Im Handel mit Corporate Bonds registriert Brunner stärkeren Druck auf Hybridanleihen, die der Händler auf die unsichere geopolitische Lage zurückführt. Beispielhaft trennten sich Anleger von ihren mit jährlich 6,375 Prozent Zinsen ausgestatteten Anleihen der französischen Groupama-Versicherungsgruppe (WKN A1ZJ3Z). Im Wochenverlauf verlor der Wert von knapp 118 auf gut 115 Prozent.

Venezuela-Bonds im Fokus

Bei den Kunden der Oddo Seydler Bank stünden weiterhin Papiere des wirtschaftlich und politisch krisengeschüttelten Venezuelas hoch im Kurs. "Alle Laufzeiten sind betroffen und werden auf beiden Seiten rege gehandelt", beschreibt Rainer Petz die aktuelle Situation und nennt stellvertretend einen im September 2027 fälligen, mit jährlich 9,25 Prozent verzinsten Wert (WKN 195081).
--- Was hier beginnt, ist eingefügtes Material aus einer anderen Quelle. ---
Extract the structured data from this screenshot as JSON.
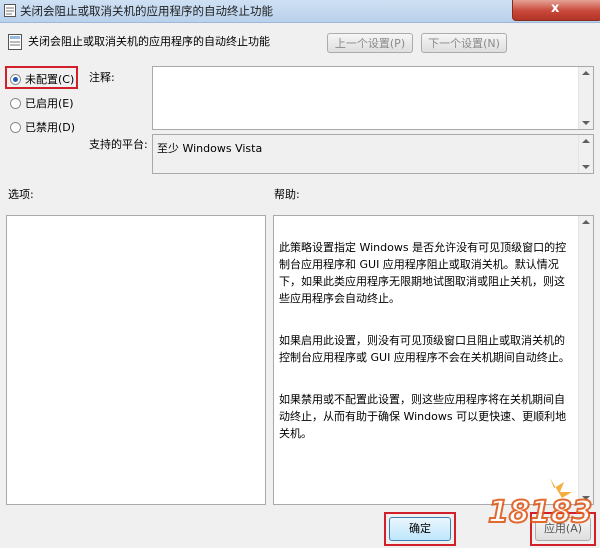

Golden Gate Anleihe gefragt

Die rege Nachfrage nach einer seit Oktober 2014 fälligen Golden Gate-Anleihe (WKN A1KQXX) führt Gregor Daniel von der Walter Ludwig Wertpapierhandelsbank auf Berichte über eine für Bond-Anleger womöglich glimpflich verlaufende Insolvenz der Immobilienfirma zurück. "Die Anleihe kletterte seit Wochenbeginn von 47 Prozent auf aktuell 55,55 Prozent, in der Spitze lag der Kurs bei 61 Prozent."
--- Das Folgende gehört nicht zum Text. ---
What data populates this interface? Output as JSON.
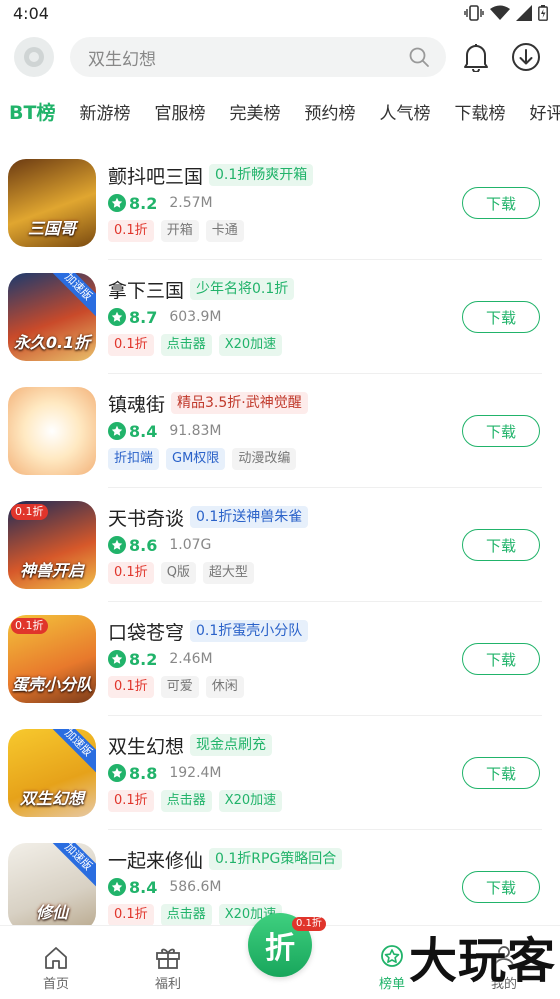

Nach Veräußerung sämtlicher Anteile der Golden Gate Leipzig GmbH würden voraussichtlich 70 Prozent des Kaufpreises an die Anleihegläubiger ausgeschüttet. Aus dem Verkauf der Immobilie in Amberg erhielten Besitzer der Anleihe in diesem Sommer eine Quote von 21 Prozent und Anfang kommenden Jahres noch einmal mindestens denselben Betrag. Der Rest werde im darauffolgenden Sommer verteilt.